Fabris C, Benini L, Del Favero G, Cavallini G, Basso D, Vantini I, Bonvicini P, Brocco G, Piccoli A, Tonon M
Enzyme. 1987;37(4):174-81. doi: 10.1159/000469259.
In order to investigate the role of circulating free trypsinogen and renal tubular dysfunction in affecting trypsin plasma-urine transfer, serum immunoreactive trypsin (IRT), its urinary output, IRT molecular size distribution, filtrable immunoreactive trypsin, gamma-glutamyltransferase and alpha-glucosidase outputs were studied in 6 control subjects, 9 patients with pancreatic cancer and 15 with chronic pancreatitis. The majority of immunoreactivity was always eluted at a molecular weight of about 24,000 and might therefore be considered as free trypsinogen. Variable amounts of IRT at higher molecular weights, possibly represented by trypsin-inhibitor complexes, were also detected. Increasing IRT levels were generally accounted for by free trypsinogen, regardless of the nature of the disease. Unlike serum free trypsinogen levels, renal tubular damage, evaluated by means of the excretion of two high-molecular weight urinary enzymes, seems to play a prominent role in explaining trypsin plasma-urine transfer.

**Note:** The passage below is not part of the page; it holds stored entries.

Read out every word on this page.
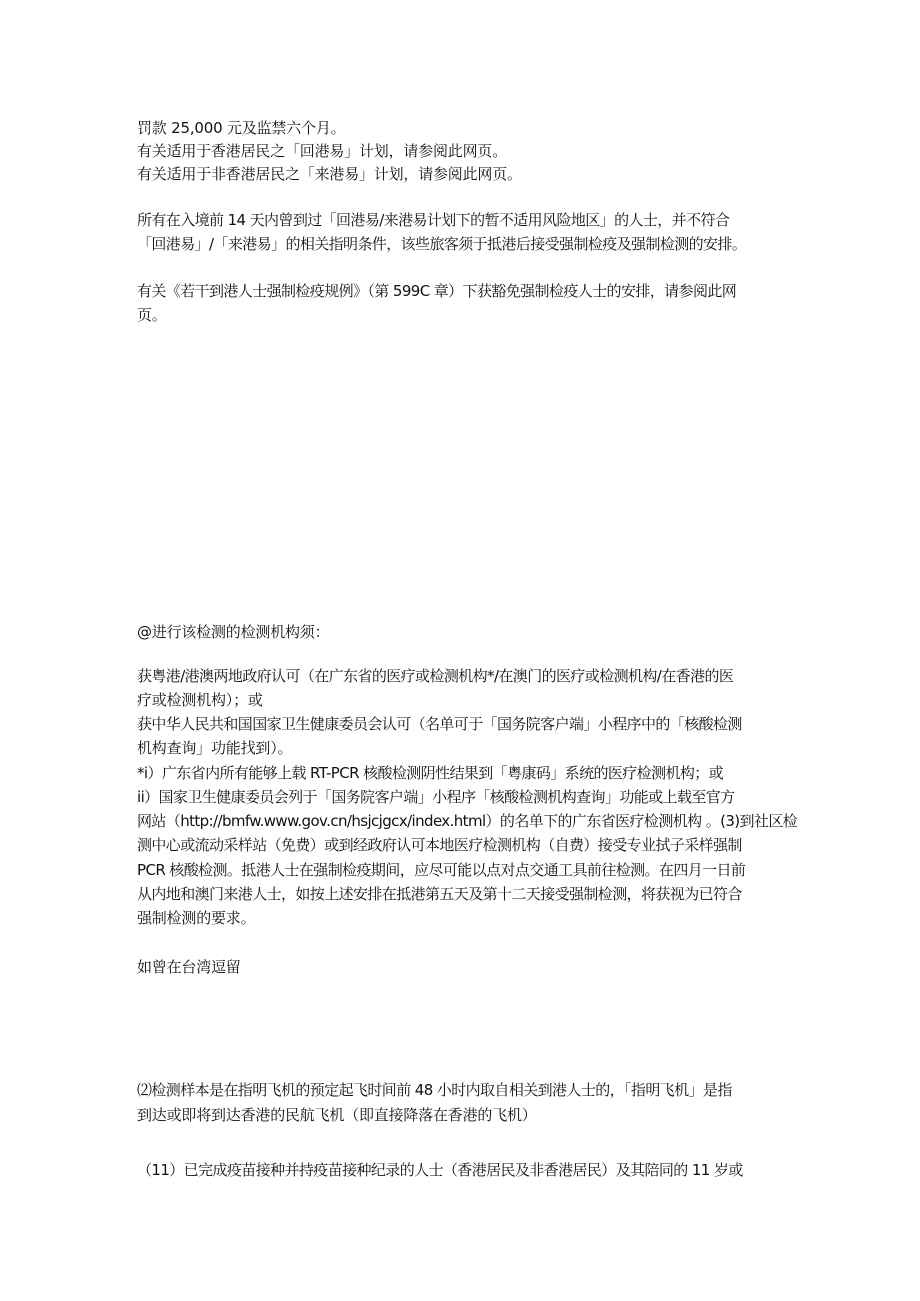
罚款 25,000 元及监禁六个月。
有关适用于香港居民之「回港易」计划，请参阅此网页。
有关适用于非香港居民之「来港易」计划，请参阅此网页。
所有在入境前 14 天内曾到过「回港易/来港易计划下的暂不适用风险地区」的人士，并不符合
「回港易」/「来港易」的相关指明条件，该些旅客须于抵港后接受强制检疫及强制检测的安排。
有关《若干到港人士强制检疫规例》（第 599C 章）下获豁免强制检疫人士的安排，请参阅此网
页。
@进行该检测的检测机构须：
获粤港/港澳两地政府认可（在广东省的医疗或检测机构*/在澳门的医疗或检测机构/在香港的医
疗或检测机构）；或
获中华人民共和国国家卫生健康委员会认可（名单可于「国务院客户端」小程序中的「核酸检测
机构查询」功能找到）。
*i）广东省内所有能够上载 RT-PCR 核酸检测阴性结果到「粤康码」系统的医疗检测机构；或
ii）国家卫生健康委员会列于「国务院客户端」小程序「核酸检测机构查询」功能或上载至官方
网站（http://bmfw.www.gov.cn/hsjcjgcx/index.html）的名单下的广东省医疗检测机构 。(3)到社区检
测中心或流动采样站（免费）或到经政府认可本地医疗检测机构（自费）接受专业拭子采样强制
PCR 核酸检测。抵港人士在强制检疫期间，应尽可能以点对点交通工具前往检测。在四月一日前
从内地和澳门来港人士，如按上述安排在抵港第五天及第十二天接受强制检测，将获视为已符合
强制检测的要求。
如曾在台湾逗留
⑵检测样本是在指明飞机的预定起飞时间前 48 小时内取自相关到港人士的，「指明飞机」是指
到达或即将到达香港的民航飞机（即直接降落在香港的飞机）
（11）已完成疫苗接种并持疫苗接种纪录的人士（香港居民及非香港居民）及其陪同的 11 岁或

为了研究循环游离胰蛋白酶原和肾小管功能障碍在影响胰蛋白酶血浆-尿液转运中的作用,我们对6名对照受试者、9名胰腺癌患者和15名慢性胰腺炎患者的血清免疫反应性胰蛋白酶(IRT)、其尿排出量、IRT分子大小分布、可滤过免疫反应性胰蛋白酶、γ-谷氨酰转移酶和α-葡萄糖苷酶排出量进行了研究。大多数免疫反应性总是在分子量约为24,000时洗脱,因此可能被视为游离胰蛋白酶原。还检测到了较高分子量的可变数量的IRT,可能由胰蛋白酶-抑制剂复合物代表。无论疾病性质如何,游离胰蛋白酶原通常是IRT水平升高的原因。与血清游离胰蛋白酶原水平不同,通过两种高分子量尿酶的排泄评估的肾小管损伤似乎在解释胰蛋白酶血浆-尿液转运中起重要作用。